The day had been still itself, still and whole and wonderful until the call had come, and she is not ready to relinquish it: the back of her tongue is still steeped in the bitter velvet of good Italian espresso and the sun has already baked a handful of freckles onto the bridge of her nose. It is not enough. These are mementos for now, but they will fade by evening. She worries at what will replace it, what will push away the space they’ve made for each other today. She worries in hairline cracks and uncertainties. But not aloud.
Instead, she leans against him as they pass through the crowded streets. A family of sticky-handed children parts around them, and she turns her cheek up to him. “I really did want that ice cream,” she says. “What’s the point of an Italian getaway without gelato?”
He glances down over his shoulder and lets her hand go. She feels herself flinch at the absence, but then he is there again, as if the absence was nothing at all, no time and no space, a top-heavy coneful of vanilla already melting onto his fingers. She smiles.
“Think nothing of it,” he says, offering it to her.
Behind them, she hears a child wailing. “Did you take this from a baby?” she teases.
“We’re in a hurry.” He leans in, resting his head idly against hers, temple to temple. “And no one will believe a child.”
He laughs. It is a little thing—and her brother does not do little things easily. She smiles for him, then, and offers him the first bite of ice cream, which he takes.

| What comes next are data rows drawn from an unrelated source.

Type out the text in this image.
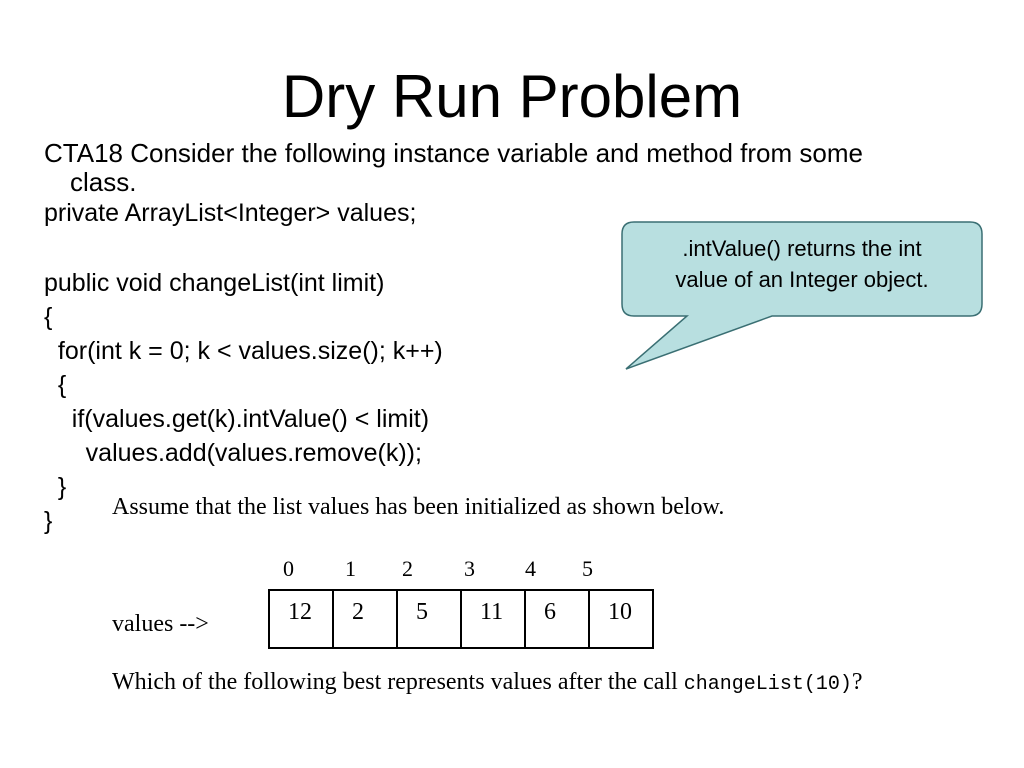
Dry Run Problem
CTA18 Consider the following instance variable and method from some
class.
private ArrayList<Integer> values;
public void changeList(int limit)
{
for(int k = 0; k < values.size(); k++)
{
if(values.get(k).intValue() < limit)
values.add(values.remove(k));
}
}
.intValue() returns the int
value of an Integer object.
Assume that the list values has been initialized as shown below.
0	1	2	3	4	5
values -->	12	2	5	11	6	10
Which of the following best represents values after the call changeList(10)?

They were meant to have the day, if nothing else—the ice cream, like the rest, was meant to be savored slowly. They had made plans to take the gondola down to Byron’s villa, to stay there until the sky had gone dark, a self-contained gem of a day, not hurried through. It was an unlikely promise: she had known that. It had been unlikely enough that she had hoped that it would endure. Twenty-four hours, at least.
She takes consolation, as they do hurry, moving in quick fluid tandem through the crowd, that there is a universe, trapped in nonexistence, where they are in Byron’s villa, where both of their mouths taste like ice cream when her brother kisses her slowly in the foyer, where there is time to get to the end of a full poem. The day exists somewhere else, untouchable and lasting forever. This she knows, all the more acutely for not living it.

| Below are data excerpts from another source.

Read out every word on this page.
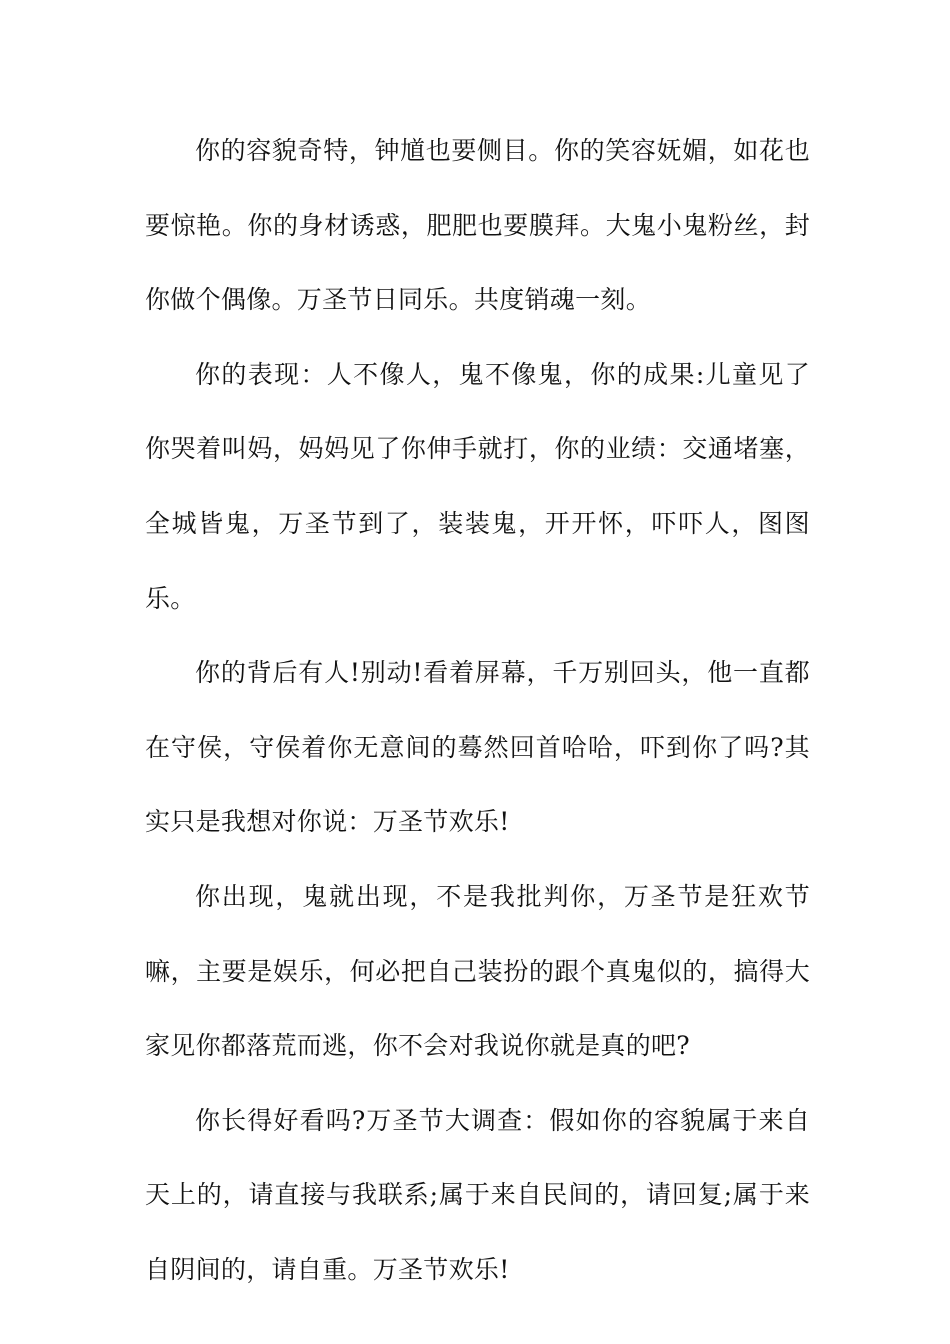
你的容貌奇特，钟馗也要侧目。你的笑容妩媚，如花也要惊艳。你的身材诱惑，肥肥也要膜拜。大鬼小鬼粉丝，封你做个偶像。万圣节日同乐。共度销魂一刻。

你的表现：人不像人，鬼不像鬼，你的成果:儿童见了你哭着叫妈，妈妈见了你伸手就打，你的业绩：交通堵塞，全城皆鬼，万圣节到了，装装鬼，开开怀，吓吓人，图图乐。

你的背后有人!别动!看着屏幕，千万别回头，他一直都在守侯，守侯着你无意间的蓦然回首哈哈，吓到你了吗?其实只是我想对你说：万圣节欢乐!

你出现，鬼就出现，不是我批判你，万圣节是狂欢节嘛，主要是娱乐，何必把自己装扮的跟个真鬼似的，搞得大家见你都落荒而逃，你不会对我说你就是真的吧?

你长得好看吗?万圣节大调查：假如你的容貌属于来自天上的，请直接与我联系;属于来自民间的，请回复;属于来自阴间的，请自重。万圣节欢乐!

Instead, they traverse the street and her brother’s hand presses into the bare skin at the small of her back. She is here, stuck like a pin in the complicated map of the present, but so is he, and she lets the gaps of possibility seal up behind them because of it.
Moving toward one of the crooked Venitian alleyways, they scatter people and pigeons like rolled dice in their wake. They do not look back.